Selon le Petit Robert, le mot « rétroactivité » se dit pour indiquer le caractère rétroactif d’une mesure et le mot rétroactif signifie « qui exerce une action sur ce qui est antérieur, sur le passé ». C’est ainsi que le Code civil précise que la loi ne dispose que pour l’avenir; elle n’a point d’effet rétroactif. D’où la nécessité pour les parties à une convention collective, un contrat, etc. de préciser qu’une mesure a un effet sur le passé, si c’est leur intention, dans une clause appelée « rétroactivité ».

L’effet de cette clause, le cas échéant est de permettre à un salarié de recevoir un montant d’argent appelé souvent ici, à tort, « rétroactivité », « rétro » ou même « back time », alors qu’il s’agit d’un rappel de salaire.

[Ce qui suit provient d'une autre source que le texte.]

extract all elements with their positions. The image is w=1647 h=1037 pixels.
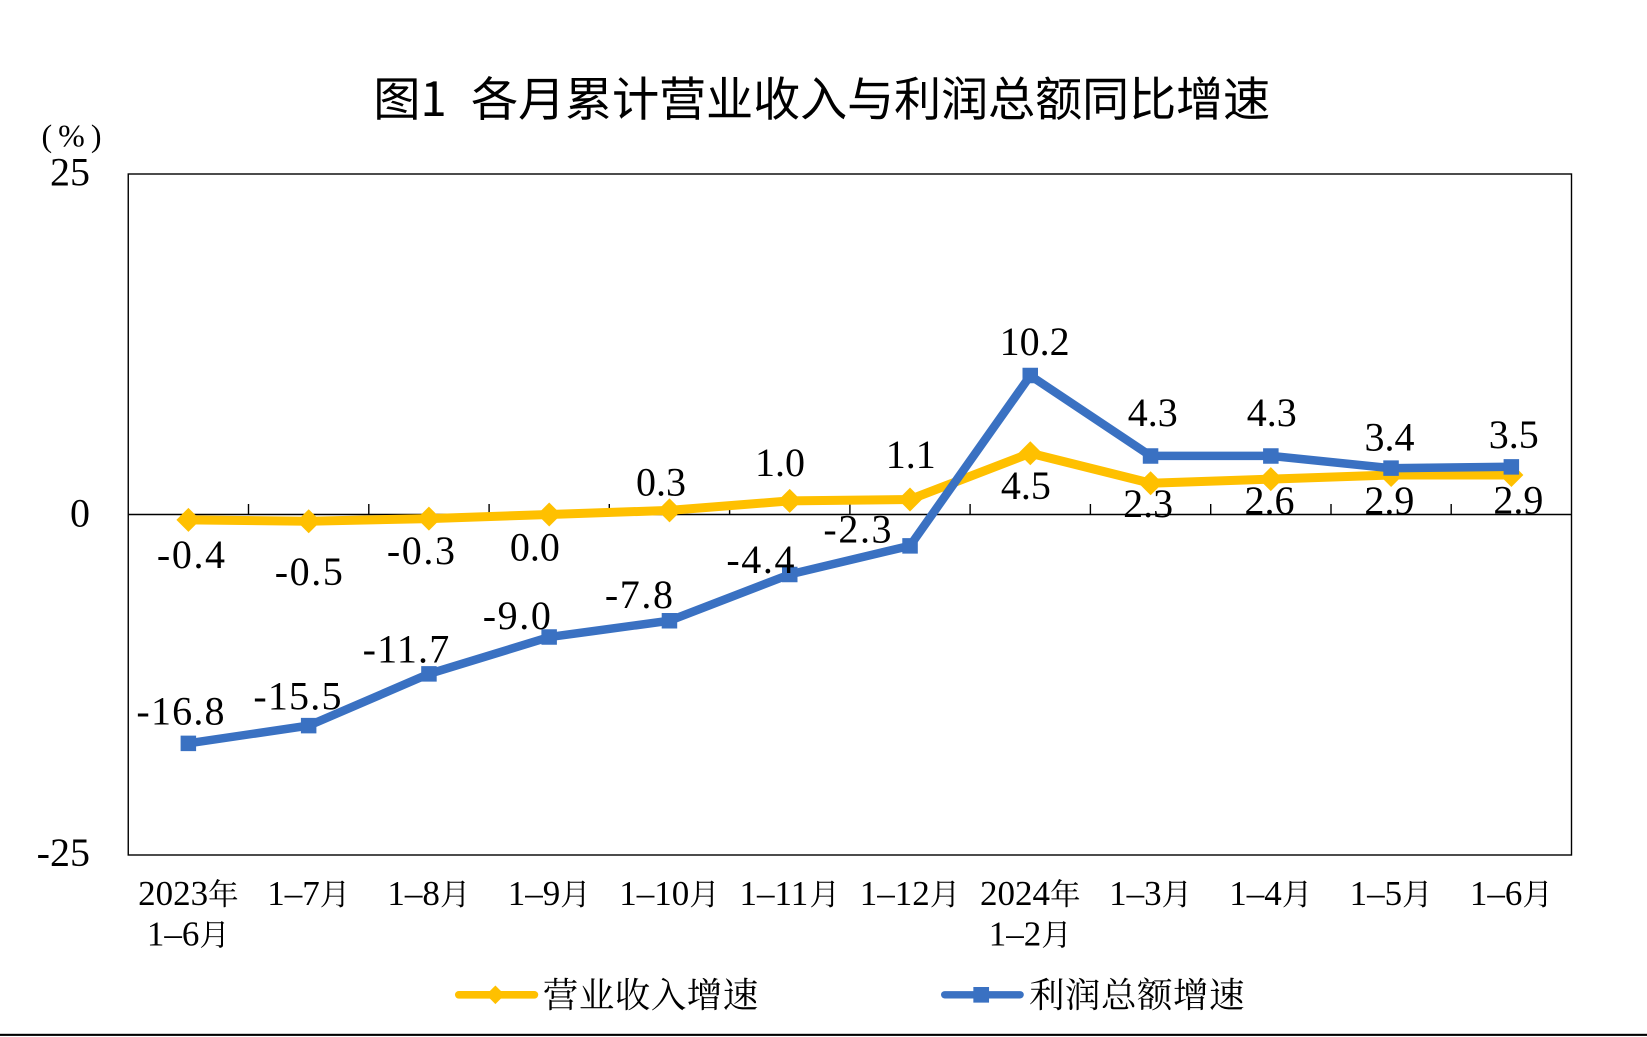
- svg-text:1–7: 1–7: [267, 874, 320, 913]
- svg-text:-16.8: -16.8: [136, 689, 225, 734]
- svg-text:-0.5: -0.5: [275, 549, 345, 594]
- svg-text:3.5: 3.5: [1489, 412, 1539, 457]
- svg-text:-25: -25: [37, 830, 90, 875]
- svg-text:2.9: 2.9: [1493, 478, 1543, 523]
- svg-text:4.5: 4.5: [1001, 463, 1051, 508]
- svg-text:4.3: 4.3: [1247, 390, 1297, 435]
- svg-text:2024: 2024: [980, 874, 1050, 913]
- svg-text:-9.0: -9.0: [483, 593, 553, 638]
- svg-text:-0.4: -0.4: [157, 532, 227, 577]
- svg-text:2.3: 2.3: [1123, 481, 1173, 526]
- svg-text:(%): (%): [42, 118, 108, 154]
- svg-text:1–6: 1–6: [147, 915, 200, 954]
- svg-text:-4.4: -4.4: [726, 537, 796, 582]
- svg-text:1–9: 1–9: [508, 874, 561, 913]
- svg-text:1–12: 1–12: [860, 874, 930, 913]
- svg-text:-7.8: -7.8: [605, 572, 675, 617]
- svg-text:1–6: 1–6: [1470, 874, 1523, 913]
- svg-text:-2.3: -2.3: [823, 507, 893, 552]
- svg-text:25: 25: [50, 150, 90, 195]
- svg-text:2.9: 2.9: [1364, 478, 1414, 523]
- svg-text:1–3: 1–3: [1109, 874, 1162, 913]
- svg-text:10.2: 10.2: [1000, 319, 1070, 364]
- svg-text:0.0: 0.0: [510, 525, 560, 570]
- svg-text:0: 0: [70, 491, 90, 536]
- svg-text:-11.7: -11.7: [363, 627, 451, 672]
- svg-text:2023: 2023: [138, 874, 208, 913]
- svg-text:0.3: 0.3: [636, 460, 686, 505]
- svg-text:-0.3: -0.3: [387, 528, 457, 573]
- svg-text:1.1: 1.1: [886, 432, 936, 477]
- svg-text:4.3: 4.3: [1128, 390, 1178, 435]
- svg-text:1–8: 1–8: [387, 874, 440, 913]
- svg-text:1–4: 1–4: [1229, 874, 1282, 913]
- svg-text:1.0: 1.0: [755, 440, 805, 485]
- svg-text:1–10: 1–10: [619, 874, 689, 913]
- svg-text:1–2: 1–2: [989, 915, 1042, 954]
- svg-text:2.6: 2.6: [1245, 478, 1295, 523]
- svg-text:1–11: 1–11: [740, 874, 809, 913]
- svg-text:1–5: 1–5: [1350, 874, 1403, 913]
- svg-text:3.4: 3.4: [1365, 415, 1415, 460]
- svg-text:-15.5: -15.5: [253, 674, 342, 719]
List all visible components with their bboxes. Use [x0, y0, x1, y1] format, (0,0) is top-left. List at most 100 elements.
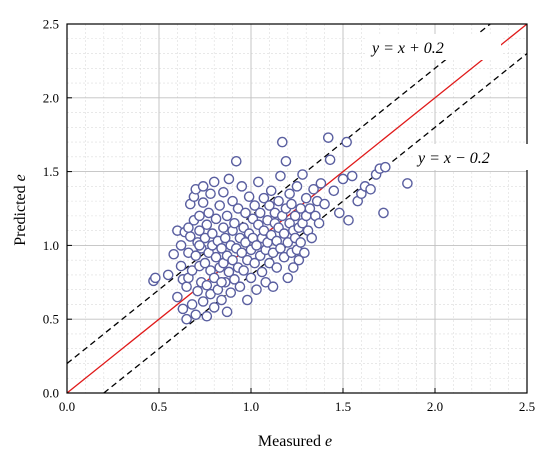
data-point: [194, 225, 205, 236]
plot-frame: [66, 23, 528, 394]
data-point: [378, 207, 389, 219]
data-point: [249, 200, 260, 211]
y-tick-label: 1.5: [43, 164, 59, 179]
data-point: [343, 215, 354, 226]
data-point: [402, 178, 413, 189]
data-point: [289, 210, 301, 222]
data-point: [319, 198, 330, 210]
data-points: [148, 132, 413, 325]
upper-bound-label-bg: [366, 34, 501, 60]
data-point: [227, 254, 238, 266]
data-point: [234, 281, 246, 293]
data-point: [236, 181, 248, 192]
upper-bound-line: [66, 23, 491, 364]
upper-bound-label: y = x + 0.2: [370, 40, 444, 57]
data-point: [258, 192, 270, 204]
data-point: [293, 254, 305, 266]
data-point: [216, 243, 227, 254]
data-point: [253, 176, 264, 188]
data-point: [251, 240, 262, 251]
y-axis-title: Predicted e: [12, 174, 29, 246]
data-point: [278, 228, 290, 239]
data-point: [150, 272, 161, 284]
data-point: [243, 191, 255, 202]
data-point: [229, 217, 240, 229]
x-tick-label: 2.5: [519, 399, 535, 414]
y-tick-label: 0.5: [43, 312, 59, 327]
x-tick-label: 0.5: [151, 399, 167, 414]
axis-ticks: [66, 23, 528, 394]
data-point: [282, 272, 294, 284]
x-axis-title: Measured e: [258, 433, 332, 450]
data-point: [315, 178, 327, 189]
data-point: [210, 251, 222, 263]
data-point: [337, 173, 349, 185]
data-point: [256, 266, 268, 278]
data-point: [291, 181, 303, 192]
data-point: [324, 154, 336, 166]
data-point: [236, 247, 248, 259]
data-point: [201, 279, 213, 291]
data-point: [286, 198, 297, 210]
data-point: [199, 257, 211, 269]
data-point: [264, 200, 275, 211]
x-tick-label: 1.5: [335, 399, 351, 414]
data-point: [216, 294, 227, 306]
data-point: [242, 294, 253, 306]
data-point: [208, 302, 220, 313]
data-point: [300, 192, 312, 204]
data-point: [334, 207, 345, 219]
lower-bound-label: y = x − 0.2: [416, 150, 490, 167]
y-tick-label: 2.0: [43, 90, 59, 105]
data-point: [218, 186, 229, 198]
data-point: [162, 269, 174, 281]
data-point: [210, 213, 222, 225]
data-point: [186, 299, 198, 310]
y-tick-label: 0.0: [43, 386, 59, 401]
data-point: [380, 161, 391, 173]
data-point: [304, 203, 316, 214]
data-point: [346, 170, 358, 182]
data-point: [214, 200, 226, 211]
data-point: [288, 262, 299, 273]
data-point: [230, 155, 242, 167]
data-point: [251, 284, 262, 295]
data-point: [177, 303, 189, 315]
x-tick-label: 0.0: [59, 399, 75, 414]
data-point: [205, 188, 216, 200]
data-point: [328, 185, 340, 197]
data-point: [276, 136, 288, 148]
data-point: [295, 237, 306, 248]
data-point: [221, 306, 233, 318]
x-tick-label: 2.0: [427, 399, 443, 414]
data-point: [275, 243, 286, 254]
y-tick-label: 2.5: [43, 17, 59, 32]
data-point: [223, 173, 235, 185]
data-point: [194, 240, 205, 251]
data-point: [175, 240, 187, 251]
data-point: [208, 176, 220, 188]
data-point: [271, 262, 283, 273]
data-point: [194, 210, 205, 222]
data-point: [218, 222, 229, 233]
data-point: [221, 210, 233, 222]
data-point: [240, 207, 251, 219]
data-point: [203, 207, 214, 219]
data-point: [238, 265, 249, 276]
data-point: [216, 276, 227, 288]
data-point: [197, 181, 209, 192]
data-point: [275, 170, 286, 182]
data-point: [341, 136, 352, 148]
data-point: [201, 310, 213, 322]
data-point: [219, 232, 231, 244]
data-point: [181, 281, 192, 293]
data-point: [168, 248, 180, 260]
data-point: [299, 247, 310, 259]
y-tick-label: 1.0: [43, 238, 59, 253]
data-point: [207, 228, 218, 239]
data-point: [308, 184, 319, 195]
data-point: [280, 155, 292, 167]
data-point: [229, 274, 240, 285]
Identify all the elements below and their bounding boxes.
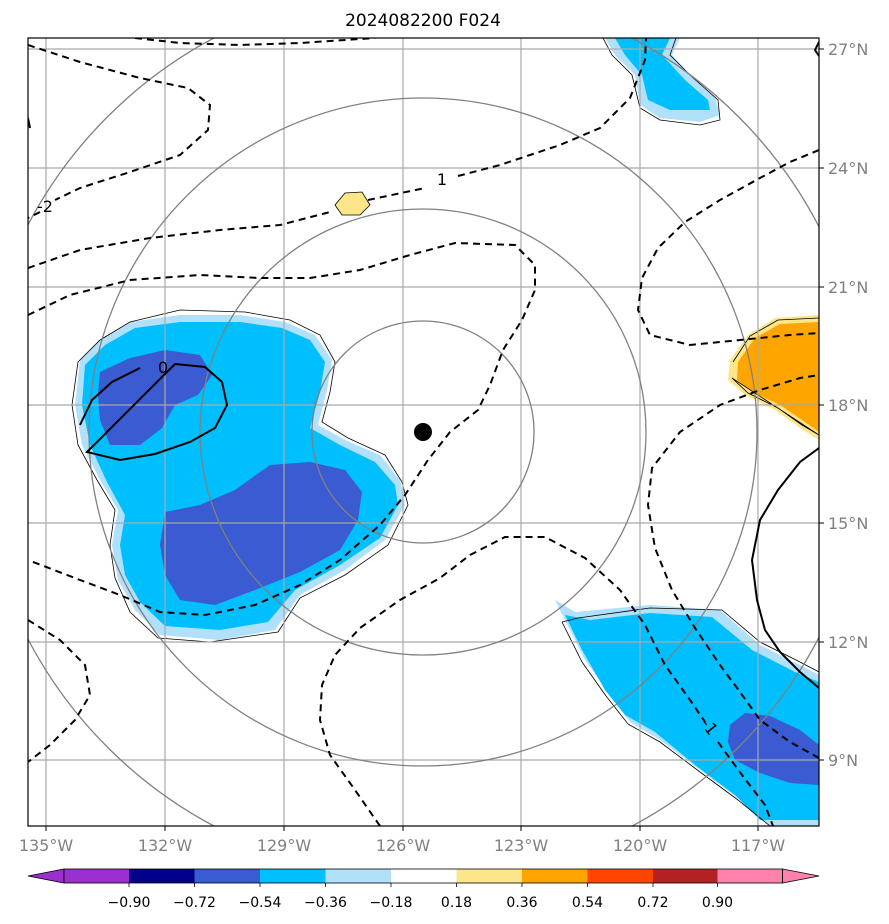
contour-dashed-minus2 (28, 44, 212, 219)
contour-dashed-center (28, 241, 536, 617)
colorbar-segment (325, 869, 391, 883)
x-tick-labels: 135°W 132°W 129°W 126°W 123°W 120°W 117°… (19, 836, 786, 855)
range-ring-2 (199, 208, 647, 656)
gridlines (28, 38, 819, 826)
contour-solid-corner (813, 41, 819, 57)
contour-dashed-south (318, 536, 774, 826)
outline-southeast (561, 607, 819, 826)
contour-label-0: 0 (158, 358, 168, 377)
colorbar-label: −0.18 (370, 895, 413, 911)
dark-blue-region-west-south (160, 462, 362, 605)
colorbar-frame (63, 868, 783, 884)
storm-center-marker (414, 423, 432, 441)
contour-dashed-1-north (28, 38, 647, 269)
y-tick-label: 21°N (828, 278, 868, 297)
filled-regions (75, 38, 819, 826)
colorbar-extend-low (27, 868, 65, 884)
dashed-contours (28, 38, 819, 826)
x-tick-label: 129°W (257, 836, 312, 855)
colorbar-label: −0.72 (173, 895, 216, 911)
colorbar-segment (129, 869, 195, 883)
colorbar-segment (260, 869, 326, 883)
contour-dashed-top (134, 38, 376, 47)
colorbar-segment (587, 869, 653, 883)
y-tick-label: 24°N (828, 159, 868, 178)
colorbar-label: 0.18 (441, 895, 472, 911)
colorbar-extend-high (782, 868, 820, 884)
colorbar-segment (391, 869, 457, 883)
contour-solid-east (750, 447, 819, 689)
colorbar-ticks (128, 883, 718, 887)
orange-region-outline (731, 317, 819, 436)
yellow-region-small (334, 191, 371, 216)
chart-title: 2024082200 F024 (345, 11, 501, 31)
contour-dashed-east-outer (636, 149, 819, 347)
colorbar-segment (653, 869, 718, 883)
colorbar-segment (64, 869, 129, 883)
contour-label-minus2: -2 (37, 197, 53, 216)
x-tick-label: 120°W (613, 836, 668, 855)
region-outlines (71, 38, 819, 826)
colorbar-label: 0.90 (702, 895, 733, 911)
y-tick-label: 12°N (828, 633, 868, 652)
outline-north (602, 38, 721, 126)
x-tick-label: 135°W (19, 836, 74, 855)
colorbar-label: −0.90 (108, 895, 151, 911)
contour-solid-zero (79, 362, 229, 462)
colorbar-label: 0.36 (506, 895, 537, 911)
y-tick-label: 15°N (828, 514, 868, 533)
x-tick-label: 132°W (138, 836, 193, 855)
dark-blue-region-southeast (728, 713, 819, 785)
colorbar: −0.90 −0.72 −0.54 −0.36 −0.18 0.18 0.36 … (27, 868, 820, 911)
colorbar-segment (456, 869, 522, 883)
colorbar-segment (194, 869, 260, 883)
x-tick-label: 117°W (731, 836, 786, 855)
contour-label-1: 1 (437, 170, 447, 189)
range-ring-3 (88, 97, 758, 767)
y-tick-label: 18°N (828, 396, 868, 415)
y-tick-labels: 27°N 24°N 21°N 18°N 15°N 12°N 9°N (828, 40, 868, 770)
colorbar-label: 0.72 (637, 895, 668, 911)
blue-region-southeast (565, 613, 819, 820)
range-rings (28, 38, 819, 826)
y-tick-label: 9°N (828, 751, 858, 770)
colorbar-segment (717, 869, 783, 883)
x-tick-label: 126°W (376, 836, 431, 855)
plot-frame (27, 37, 820, 827)
colorbar-label: 0.54 (572, 895, 603, 911)
contour-dashed-sw (28, 619, 92, 763)
colorbar-segment (522, 869, 588, 883)
colorbar-label: −0.36 (304, 895, 347, 911)
range-ring-1 (311, 320, 535, 544)
colorbar-label: −0.54 (239, 895, 282, 911)
x-tick-label: 123°W (494, 836, 549, 855)
y-tick-label: 27°N (828, 40, 868, 59)
outline-west (71, 309, 409, 643)
blue-region-north (615, 38, 710, 110)
tick-marks (45, 48, 824, 831)
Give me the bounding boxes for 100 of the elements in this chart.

Le Petit Larousse (2012) et Le Petit Robert (2012) donnent, mot pour mot, la même définition du mot « rappel », soit le « paiement d’une portion d’appoin­tements ou d’arrérages restée en suspens ». Dans le Dictionnaire Hachette (2012), au mot « rappel », on lit : « paiement rétroactif d’une portion d’appointements restée en suspens ». Dans le Dictionnaire Flammarion de la langue française (2001), le mot « rappel » est défini ainsi : « Admin. Régularisation d’un droit acquis dont la reconnaissance intervient après la date légale de validité. Rappel d’ancienneté, de solde. Somme touchée à cette occasion ».

Le Vocabulaire juridique de Cornu men­tionne au mot « rappel », ce qui suit : « Spéc. Versement fait à un salarié, en sus de sa rémunéra­tion périodique, d’un reliquat dû pour une période antérieure en raison du non-paiment intégral de son salaire, d’une majoration de salaire ayant un effet rétroactif ou d’une promotion. »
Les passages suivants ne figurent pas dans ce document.